Integrys Energy Group
- Industry: Energy
- Founded: 2007
- Defunct: June 15, 2015
- Successor: WEC Energy Group
- Headquarters: Aon Center Chicago, Illinois, United States
- Area served: Illinois Michigan Minnesota Wisconsin
- Key people: Charles A Schrock (CEO)
- Products: Natural Gas, Electricity
- Number of employees: 5,025
- Subsidiaries: Integrys Energy Services Michigan Gas Utilities Minnesota Energy Resources North Shore Gas Peoples Gas Upper Peninsula Power Company Wisconsin Public Service

= Integrys Energy Group =

Former American energy company

Integrys Energy Group, Inc. was an American energy company headquartered in Chicago, Illinois. It was formed by the merger of WPS Resources Corp. and Peoples Energy Corp. on February 21, 2007. The chairman, President, and chief executive officer was Charles A. Schrock. On June 23, 2014, Integrys announced that it was being acquired by Wisconsin Energy Corporation for $9.1 billion.

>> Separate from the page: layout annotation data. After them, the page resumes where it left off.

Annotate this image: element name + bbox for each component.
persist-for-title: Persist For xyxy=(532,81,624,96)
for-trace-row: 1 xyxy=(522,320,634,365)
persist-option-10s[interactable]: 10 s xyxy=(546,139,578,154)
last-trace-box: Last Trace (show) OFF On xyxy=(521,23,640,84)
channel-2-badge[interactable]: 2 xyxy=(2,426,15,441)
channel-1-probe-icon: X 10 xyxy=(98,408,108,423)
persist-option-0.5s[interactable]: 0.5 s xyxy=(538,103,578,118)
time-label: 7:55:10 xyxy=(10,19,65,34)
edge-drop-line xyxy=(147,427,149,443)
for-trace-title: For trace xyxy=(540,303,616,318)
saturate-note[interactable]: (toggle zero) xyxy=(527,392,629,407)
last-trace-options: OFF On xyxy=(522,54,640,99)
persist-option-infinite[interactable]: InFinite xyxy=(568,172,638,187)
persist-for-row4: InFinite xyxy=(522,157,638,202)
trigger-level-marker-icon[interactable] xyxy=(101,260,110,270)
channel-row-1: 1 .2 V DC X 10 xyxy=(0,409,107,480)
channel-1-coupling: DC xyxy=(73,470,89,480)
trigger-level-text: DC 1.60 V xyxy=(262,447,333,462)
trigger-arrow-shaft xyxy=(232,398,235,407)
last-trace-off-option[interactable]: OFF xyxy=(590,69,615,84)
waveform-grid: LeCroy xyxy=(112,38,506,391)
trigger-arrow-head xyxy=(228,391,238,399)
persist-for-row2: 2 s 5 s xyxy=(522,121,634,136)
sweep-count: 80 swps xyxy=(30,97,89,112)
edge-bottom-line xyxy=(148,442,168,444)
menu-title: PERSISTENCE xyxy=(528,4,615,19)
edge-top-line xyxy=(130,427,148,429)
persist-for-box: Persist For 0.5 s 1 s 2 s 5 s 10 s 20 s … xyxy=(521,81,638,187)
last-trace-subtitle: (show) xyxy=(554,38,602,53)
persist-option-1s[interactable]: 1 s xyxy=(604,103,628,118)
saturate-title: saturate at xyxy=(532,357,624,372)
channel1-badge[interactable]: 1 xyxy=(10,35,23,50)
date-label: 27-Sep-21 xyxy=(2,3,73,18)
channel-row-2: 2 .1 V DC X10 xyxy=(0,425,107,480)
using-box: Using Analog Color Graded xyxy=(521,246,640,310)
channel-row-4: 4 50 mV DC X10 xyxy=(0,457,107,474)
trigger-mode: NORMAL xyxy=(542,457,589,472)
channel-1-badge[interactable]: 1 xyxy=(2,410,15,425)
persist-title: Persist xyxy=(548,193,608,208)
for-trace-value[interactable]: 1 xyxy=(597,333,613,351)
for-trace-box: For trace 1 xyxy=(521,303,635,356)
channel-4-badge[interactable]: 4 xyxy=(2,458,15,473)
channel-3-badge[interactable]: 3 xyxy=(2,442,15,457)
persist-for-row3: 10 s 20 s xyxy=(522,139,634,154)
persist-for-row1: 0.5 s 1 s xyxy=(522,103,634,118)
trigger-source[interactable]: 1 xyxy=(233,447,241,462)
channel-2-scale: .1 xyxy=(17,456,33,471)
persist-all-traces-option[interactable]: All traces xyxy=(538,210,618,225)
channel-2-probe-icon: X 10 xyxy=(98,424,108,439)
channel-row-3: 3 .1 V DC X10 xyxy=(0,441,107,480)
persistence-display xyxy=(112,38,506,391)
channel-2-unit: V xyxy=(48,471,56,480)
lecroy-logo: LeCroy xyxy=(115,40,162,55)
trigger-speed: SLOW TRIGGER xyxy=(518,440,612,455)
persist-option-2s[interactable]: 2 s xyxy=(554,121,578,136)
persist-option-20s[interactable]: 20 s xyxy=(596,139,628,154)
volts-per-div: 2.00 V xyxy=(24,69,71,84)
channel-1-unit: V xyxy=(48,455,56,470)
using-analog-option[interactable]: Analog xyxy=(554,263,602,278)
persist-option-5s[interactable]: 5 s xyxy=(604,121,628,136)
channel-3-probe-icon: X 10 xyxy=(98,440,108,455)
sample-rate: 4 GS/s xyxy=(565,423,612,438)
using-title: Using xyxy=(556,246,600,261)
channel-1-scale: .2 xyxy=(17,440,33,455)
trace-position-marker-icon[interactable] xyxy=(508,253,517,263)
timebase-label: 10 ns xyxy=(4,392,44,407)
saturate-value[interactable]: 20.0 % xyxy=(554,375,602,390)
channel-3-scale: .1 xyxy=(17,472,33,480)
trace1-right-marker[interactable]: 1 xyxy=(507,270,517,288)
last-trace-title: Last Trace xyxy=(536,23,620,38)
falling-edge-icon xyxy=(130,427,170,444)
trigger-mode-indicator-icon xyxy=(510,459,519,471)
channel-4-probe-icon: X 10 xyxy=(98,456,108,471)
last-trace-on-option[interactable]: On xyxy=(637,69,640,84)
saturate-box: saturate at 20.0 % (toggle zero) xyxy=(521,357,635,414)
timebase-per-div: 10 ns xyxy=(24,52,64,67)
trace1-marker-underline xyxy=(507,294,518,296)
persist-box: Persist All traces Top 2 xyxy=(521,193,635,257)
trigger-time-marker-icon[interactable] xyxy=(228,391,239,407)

Also in 2014, Integrys entered into an agreement to sell 100% of the Upper Peninsula Power Company (UPPCO) to Balfour Beatty Infrastructure Partners LP for $298.9 million.

==Utilities==
The six regulated utilities consisted of:

- The Peoples Gas Light and Coke Company, a natural gas utility serving approximately 873,000 customers in the City of Chicago.
- Wisconsin Public Service Corporation, an electric and natural gas utility serving approximately 446,000 electric customers and 330,000 natural gas customers in northeast and central Wisconsin.
- Minnesota Energy Resources Corporation, a natural gas utility serving approximately 238,000 customers throughout Minnesota.
- Michigan Gas Utilities Corporation, a natural gas utility serving approximately 176,000 customers in lower Michigan.
- North Shore Gas Company, a natural gas utility serving approximately 162,000 customers in the northern suburbs of Chicago.
- Upper Peninsula Power Company, an electric utility serving approximately 52,000 customers in Michigan's Upper Peninsula. Note: Integrys announced its intention to sell Upper Peninsula Power to Balfour Beatty Infrastructure Partners LP on 20 January 2014.

==Subsidiaries==
The company's other subsidiaries were:

- Integrys Business Support, Integrys Energy Group's business services company — providing services and solutions for operation of Integrys' subsidiaries.
- Integrys Energy Services, Inc., a diversified nonregulated energy supply and services company serving residential, commercial, industrial, and wholesale customers in developed competitive markets in the United States.
- Integrys Transportation Fuels, with compressed natural gas fueling stations operating across the United States under the brand name Trillium CNG.

==Criticism==
In December 2011, the non-partisan organization Public Campaign criticized Integrys Energy Group for spending $710,000 on lobbying and not paying any taxes during 2008–2010, instead receiving $92 million in tax rebates, despite making a profit of $818 million and increasing executive pay by 109% to $14.8 million in 2010 for its top 5 executives.